Kimi wrote:
>
> Hi,
>
> This is in continuation of mails I sent last week about postgres
> crashing
> We are running pg 6.5.1, on Redhar 5.1 with DBI 0.92 and DBD 1.13 on a
> 512 MB RAM
> and SCSI machine
>
> Our application consists of requests going upto 150 per second on this
> database
> with an expected uptime of 24 by 7.
> Earlier we were getting spinlock messages which we have hoped to sort
> out by raising
> number of open files per process to 1024 from the earlier 256
>
> Postgres crashes giving an error message : FATAL 1: Release LRU file :
> No opened files /
> no one can be closed.
>
> Now can anybody help on how to solve this.
>
> Please help
>
> Bye,
>
> Murali
> Differentiated Software Solutions
We have been running a production server under a somewhat
lighter load, and encountered this once. The following
conversation took place on the mailing list about a month
ago:
http://www.PostgreSQL.ORG/mhonarc/pgsql-hackers/1999-11/msg00454.html
------------------------------------------------------------
Mike Mascari <[EMAIL PROTECTED]> writes:
> FATAL 1: ReleaseLruFile: No opened files - no one can be closed
> This is the first time this has ever happened.

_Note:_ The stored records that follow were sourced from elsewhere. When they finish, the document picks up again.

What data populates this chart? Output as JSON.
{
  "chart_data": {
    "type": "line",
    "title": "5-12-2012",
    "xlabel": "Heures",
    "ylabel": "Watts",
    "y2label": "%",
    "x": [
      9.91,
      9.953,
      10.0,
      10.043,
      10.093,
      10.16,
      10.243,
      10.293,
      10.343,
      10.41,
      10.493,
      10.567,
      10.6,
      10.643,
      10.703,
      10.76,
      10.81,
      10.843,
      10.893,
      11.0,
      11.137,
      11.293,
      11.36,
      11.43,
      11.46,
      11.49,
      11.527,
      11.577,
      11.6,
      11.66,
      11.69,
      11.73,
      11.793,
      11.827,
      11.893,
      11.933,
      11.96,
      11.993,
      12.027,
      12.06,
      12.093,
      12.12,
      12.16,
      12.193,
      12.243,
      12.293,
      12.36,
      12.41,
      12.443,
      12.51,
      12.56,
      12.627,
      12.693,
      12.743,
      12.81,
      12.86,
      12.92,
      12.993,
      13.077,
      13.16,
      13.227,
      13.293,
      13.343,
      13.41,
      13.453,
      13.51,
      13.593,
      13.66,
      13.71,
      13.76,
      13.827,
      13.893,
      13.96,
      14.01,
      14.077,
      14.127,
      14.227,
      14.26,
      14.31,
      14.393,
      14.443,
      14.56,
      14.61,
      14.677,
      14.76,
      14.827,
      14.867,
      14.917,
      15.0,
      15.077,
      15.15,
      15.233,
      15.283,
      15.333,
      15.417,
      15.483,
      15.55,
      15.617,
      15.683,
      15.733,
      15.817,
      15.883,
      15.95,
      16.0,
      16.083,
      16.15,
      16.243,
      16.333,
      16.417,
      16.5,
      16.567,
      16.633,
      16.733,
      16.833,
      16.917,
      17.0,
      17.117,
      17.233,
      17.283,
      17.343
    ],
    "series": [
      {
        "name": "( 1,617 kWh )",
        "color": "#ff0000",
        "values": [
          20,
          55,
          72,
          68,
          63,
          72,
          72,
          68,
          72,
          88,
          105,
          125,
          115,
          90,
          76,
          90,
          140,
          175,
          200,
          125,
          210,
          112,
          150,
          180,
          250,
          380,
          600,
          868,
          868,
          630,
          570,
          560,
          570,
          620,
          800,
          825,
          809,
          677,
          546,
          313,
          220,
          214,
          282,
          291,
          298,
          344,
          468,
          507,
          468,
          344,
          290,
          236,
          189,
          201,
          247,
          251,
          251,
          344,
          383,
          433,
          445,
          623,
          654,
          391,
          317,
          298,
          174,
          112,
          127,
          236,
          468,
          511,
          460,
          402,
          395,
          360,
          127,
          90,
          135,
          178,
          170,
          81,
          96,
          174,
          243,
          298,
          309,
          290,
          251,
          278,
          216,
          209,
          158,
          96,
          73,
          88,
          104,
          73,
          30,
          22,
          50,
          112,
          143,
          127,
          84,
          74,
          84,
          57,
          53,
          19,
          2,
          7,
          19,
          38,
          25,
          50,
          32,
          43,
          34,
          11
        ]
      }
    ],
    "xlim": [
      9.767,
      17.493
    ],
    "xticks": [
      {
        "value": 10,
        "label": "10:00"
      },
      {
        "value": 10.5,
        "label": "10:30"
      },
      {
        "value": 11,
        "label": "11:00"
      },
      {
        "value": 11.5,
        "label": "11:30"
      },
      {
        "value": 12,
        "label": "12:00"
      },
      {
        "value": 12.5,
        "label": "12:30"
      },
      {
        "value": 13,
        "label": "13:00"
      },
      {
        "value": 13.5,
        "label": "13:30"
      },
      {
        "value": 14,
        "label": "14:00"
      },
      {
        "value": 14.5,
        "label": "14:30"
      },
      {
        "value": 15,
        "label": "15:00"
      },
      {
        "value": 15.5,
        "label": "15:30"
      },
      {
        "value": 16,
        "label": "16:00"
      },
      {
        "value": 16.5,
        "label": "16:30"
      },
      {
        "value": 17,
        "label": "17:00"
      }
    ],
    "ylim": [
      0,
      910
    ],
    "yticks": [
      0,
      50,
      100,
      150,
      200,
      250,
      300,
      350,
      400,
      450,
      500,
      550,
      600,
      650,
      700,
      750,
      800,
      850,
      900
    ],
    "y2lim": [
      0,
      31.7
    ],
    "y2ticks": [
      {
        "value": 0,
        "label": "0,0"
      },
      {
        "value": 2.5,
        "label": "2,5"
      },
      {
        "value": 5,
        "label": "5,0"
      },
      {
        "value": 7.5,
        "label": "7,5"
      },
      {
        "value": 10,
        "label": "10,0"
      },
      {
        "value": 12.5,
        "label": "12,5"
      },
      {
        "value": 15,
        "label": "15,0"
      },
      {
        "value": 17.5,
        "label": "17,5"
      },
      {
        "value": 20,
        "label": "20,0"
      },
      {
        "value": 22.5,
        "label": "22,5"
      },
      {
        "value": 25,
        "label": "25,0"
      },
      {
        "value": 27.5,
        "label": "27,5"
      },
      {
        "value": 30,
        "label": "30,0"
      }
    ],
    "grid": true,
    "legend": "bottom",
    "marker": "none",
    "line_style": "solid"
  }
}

I've never seen that either. Offhand I do not recall any
post-6.5
changes that would affect it, so the problem (whatever it
is) is
probably still there.
After eyeballing the code, it seems there are only two ways
this
could happen:
1. the number of "allocated" (non-virtual) file descriptors
grew to
exceed the number of files Postgres thinks it can have open;
2. something else was temporarily exhausting your kernel's
file table
space, so that ENFILE was returned for many successive
attempts to
open a file. (After each one, fd.c will close another file
and try
again.)
#2 seems improbable on an unloaded system, and isn't real
probable even
on a loaded one, since you'd have to assume that some other
process
managed to suck up each filetable slot that fd.c released
before fd.c
could re-acquire it. Once, yes, but several dozen times in
a row?
So I'm guessing a leak of allocated file descriptors.
After grovelling through the calls to AllocateFile, I only
see one
prospect for a leak: it looks to me like verify_password()
neglects
to close the password file if an invalid user name is
given. Do you
use a plain (non-encrypted) password file? If so, I'll bet
you can
reproduce the crash by trying repeatedly to connect with a
username
that's not in the password file. If that pans out, it's a
simple fix:
add "FreeFile(pw_file);" near the bottom of
verify_password() in
src/backend/libpq/password.c. Let me know if this guess is
right...
regards, tom lane
------------------------------------------------------------
Hope that helps,
Mike Mascari
************